Not only is this a blatant endorsement of Islamism (theocracy) over Americanism (anti-theocracy), but this imam labels anti-Islamist Muslims dishonest. The radical Islamists are rabidly anti-American from their fear of pluralistic liberty. They are too insecure to give Muslims or any citizens the opportunity to be free and to choose to sin or not. Can mainstream American thought afford to be naive and uncritical about this central theme of Islamist movements? Radical or moderate, regardless of the packaging, the goal of Islamists is to create a Muslim theocracy. Abraham Foxman of the Anti-Defamation League responded with clarity in his June 23 letter to the New York Times: “Religion flourishes in America because we have no imposed religion, as the founding fathers designed. Imam Zaid Shakir’s hope for an America ruled by Islamic law is fundamentally un-American. Our hope is that he is an aberration and that moderate Muslim voices will prevail.”
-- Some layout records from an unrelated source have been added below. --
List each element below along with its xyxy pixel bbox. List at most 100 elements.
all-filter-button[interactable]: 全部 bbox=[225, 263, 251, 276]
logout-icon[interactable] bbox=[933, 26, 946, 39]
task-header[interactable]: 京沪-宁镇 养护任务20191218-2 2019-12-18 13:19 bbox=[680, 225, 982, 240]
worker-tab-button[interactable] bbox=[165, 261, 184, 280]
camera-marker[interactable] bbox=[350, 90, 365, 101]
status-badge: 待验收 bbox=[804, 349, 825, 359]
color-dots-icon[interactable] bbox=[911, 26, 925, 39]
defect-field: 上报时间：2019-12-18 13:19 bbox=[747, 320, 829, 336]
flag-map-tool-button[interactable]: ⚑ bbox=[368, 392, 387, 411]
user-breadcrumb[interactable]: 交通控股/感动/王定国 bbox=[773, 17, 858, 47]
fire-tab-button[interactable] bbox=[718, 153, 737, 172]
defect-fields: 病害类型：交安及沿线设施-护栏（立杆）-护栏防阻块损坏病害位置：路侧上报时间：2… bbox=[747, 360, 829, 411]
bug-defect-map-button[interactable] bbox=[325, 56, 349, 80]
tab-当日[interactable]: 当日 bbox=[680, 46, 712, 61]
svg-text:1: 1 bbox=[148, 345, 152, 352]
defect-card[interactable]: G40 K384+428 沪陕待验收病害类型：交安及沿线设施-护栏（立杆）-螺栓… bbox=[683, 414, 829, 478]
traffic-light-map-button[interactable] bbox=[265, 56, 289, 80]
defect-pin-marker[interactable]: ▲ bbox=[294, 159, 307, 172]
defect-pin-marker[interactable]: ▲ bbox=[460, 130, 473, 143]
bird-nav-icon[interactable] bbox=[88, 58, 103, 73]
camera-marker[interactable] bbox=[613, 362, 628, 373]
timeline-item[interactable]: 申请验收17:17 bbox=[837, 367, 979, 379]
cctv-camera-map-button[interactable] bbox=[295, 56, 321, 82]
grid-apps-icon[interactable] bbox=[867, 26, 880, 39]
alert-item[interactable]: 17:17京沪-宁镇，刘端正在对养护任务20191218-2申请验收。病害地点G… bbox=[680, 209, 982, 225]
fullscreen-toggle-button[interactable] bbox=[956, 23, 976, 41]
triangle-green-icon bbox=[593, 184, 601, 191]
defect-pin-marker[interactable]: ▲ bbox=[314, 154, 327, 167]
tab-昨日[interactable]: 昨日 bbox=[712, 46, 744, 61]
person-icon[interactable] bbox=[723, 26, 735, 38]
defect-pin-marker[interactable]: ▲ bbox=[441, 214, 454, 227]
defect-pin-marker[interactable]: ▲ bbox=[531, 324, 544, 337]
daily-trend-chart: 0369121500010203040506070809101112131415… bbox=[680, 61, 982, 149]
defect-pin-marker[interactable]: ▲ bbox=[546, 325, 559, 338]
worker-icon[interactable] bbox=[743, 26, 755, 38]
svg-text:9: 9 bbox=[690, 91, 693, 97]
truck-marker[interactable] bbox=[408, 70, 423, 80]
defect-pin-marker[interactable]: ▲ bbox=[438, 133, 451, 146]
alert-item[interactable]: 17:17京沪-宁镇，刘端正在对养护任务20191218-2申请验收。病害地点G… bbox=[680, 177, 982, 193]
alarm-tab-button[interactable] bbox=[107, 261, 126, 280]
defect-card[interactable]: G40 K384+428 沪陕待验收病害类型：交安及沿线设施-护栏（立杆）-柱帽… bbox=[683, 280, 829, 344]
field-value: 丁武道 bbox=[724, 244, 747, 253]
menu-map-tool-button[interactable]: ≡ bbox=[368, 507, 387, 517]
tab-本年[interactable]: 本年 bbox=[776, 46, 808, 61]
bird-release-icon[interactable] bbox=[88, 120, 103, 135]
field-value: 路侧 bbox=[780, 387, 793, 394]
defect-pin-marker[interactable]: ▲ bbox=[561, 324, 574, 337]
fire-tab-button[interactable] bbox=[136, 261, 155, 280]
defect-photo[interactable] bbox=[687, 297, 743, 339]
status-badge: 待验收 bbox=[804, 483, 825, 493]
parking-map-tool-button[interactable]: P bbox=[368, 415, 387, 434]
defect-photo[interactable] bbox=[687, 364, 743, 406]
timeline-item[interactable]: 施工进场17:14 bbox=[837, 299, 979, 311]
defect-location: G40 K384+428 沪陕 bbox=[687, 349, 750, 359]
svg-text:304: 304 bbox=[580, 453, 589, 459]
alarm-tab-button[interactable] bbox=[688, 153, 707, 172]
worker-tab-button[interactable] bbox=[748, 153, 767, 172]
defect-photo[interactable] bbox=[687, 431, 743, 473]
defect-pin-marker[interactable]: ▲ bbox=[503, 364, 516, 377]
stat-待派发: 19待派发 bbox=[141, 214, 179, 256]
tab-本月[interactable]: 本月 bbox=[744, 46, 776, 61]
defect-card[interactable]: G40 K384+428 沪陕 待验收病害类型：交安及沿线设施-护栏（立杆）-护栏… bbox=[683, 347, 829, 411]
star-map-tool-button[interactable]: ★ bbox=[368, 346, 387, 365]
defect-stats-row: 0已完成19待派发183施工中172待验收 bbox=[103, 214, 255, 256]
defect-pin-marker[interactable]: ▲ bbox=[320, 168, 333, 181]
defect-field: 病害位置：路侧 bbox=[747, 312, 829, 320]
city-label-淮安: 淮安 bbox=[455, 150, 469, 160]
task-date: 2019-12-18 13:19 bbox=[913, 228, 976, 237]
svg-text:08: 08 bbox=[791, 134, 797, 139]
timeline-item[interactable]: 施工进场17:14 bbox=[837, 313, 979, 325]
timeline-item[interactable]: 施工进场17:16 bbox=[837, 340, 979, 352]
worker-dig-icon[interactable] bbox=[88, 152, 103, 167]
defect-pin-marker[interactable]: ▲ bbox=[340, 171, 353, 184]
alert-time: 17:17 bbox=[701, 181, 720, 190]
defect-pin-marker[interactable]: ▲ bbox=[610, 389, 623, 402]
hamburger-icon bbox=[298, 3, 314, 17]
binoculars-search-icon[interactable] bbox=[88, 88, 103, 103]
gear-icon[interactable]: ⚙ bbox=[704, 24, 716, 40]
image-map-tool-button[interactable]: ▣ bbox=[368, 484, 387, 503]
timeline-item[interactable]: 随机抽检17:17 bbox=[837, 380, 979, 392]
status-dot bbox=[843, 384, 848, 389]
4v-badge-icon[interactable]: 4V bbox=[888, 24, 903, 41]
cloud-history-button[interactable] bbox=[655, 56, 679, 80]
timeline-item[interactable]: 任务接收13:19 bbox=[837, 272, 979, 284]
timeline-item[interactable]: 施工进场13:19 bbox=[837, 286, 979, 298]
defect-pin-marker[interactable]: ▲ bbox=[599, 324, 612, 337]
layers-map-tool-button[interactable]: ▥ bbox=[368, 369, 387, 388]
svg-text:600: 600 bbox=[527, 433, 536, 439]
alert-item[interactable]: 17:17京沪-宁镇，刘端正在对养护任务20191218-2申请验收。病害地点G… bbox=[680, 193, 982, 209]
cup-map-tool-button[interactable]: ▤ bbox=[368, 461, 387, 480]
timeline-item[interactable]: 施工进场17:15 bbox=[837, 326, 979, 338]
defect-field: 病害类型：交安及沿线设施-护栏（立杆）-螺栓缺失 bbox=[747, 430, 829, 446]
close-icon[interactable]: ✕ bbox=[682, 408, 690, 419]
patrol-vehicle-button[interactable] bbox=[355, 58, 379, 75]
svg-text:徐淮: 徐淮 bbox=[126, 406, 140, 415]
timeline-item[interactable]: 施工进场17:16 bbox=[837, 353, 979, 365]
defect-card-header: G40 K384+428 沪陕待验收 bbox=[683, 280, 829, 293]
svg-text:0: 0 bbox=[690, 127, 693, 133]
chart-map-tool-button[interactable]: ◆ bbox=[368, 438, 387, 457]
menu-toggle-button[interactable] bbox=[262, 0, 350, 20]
How long is it going to take for our mass media and political leaders to finally begin to turn our collective lenses upon this un-American ideology and report on the threat it poses to America even in its most subtle forms? If Muslims insist upon remaining silent about the dangers to Americanism of Islamist ideological infiltration, we must ask why. Anti-Islamist Muslims receive the brunt of attacks from radical Islamists. This is not happenstance. Conversely, attempts by so-called moderates to ‘Islamize’ America are cheered on by the radicals no matter how far these ‘moderates’ try to distance themselves from them in all their empty condemnations.
How long will it take Muslims to frontally counter Islamism (political Islam) and separate it from their Abrahamic religion of Islam? We in the Muslim community unfortunately need a little nudging before it’s too late. America’s security hangs in the balance.
M. Zuhdi Jasser is chairman of the American Islamic Forum for Democracy and a former Navy lieutenant commander.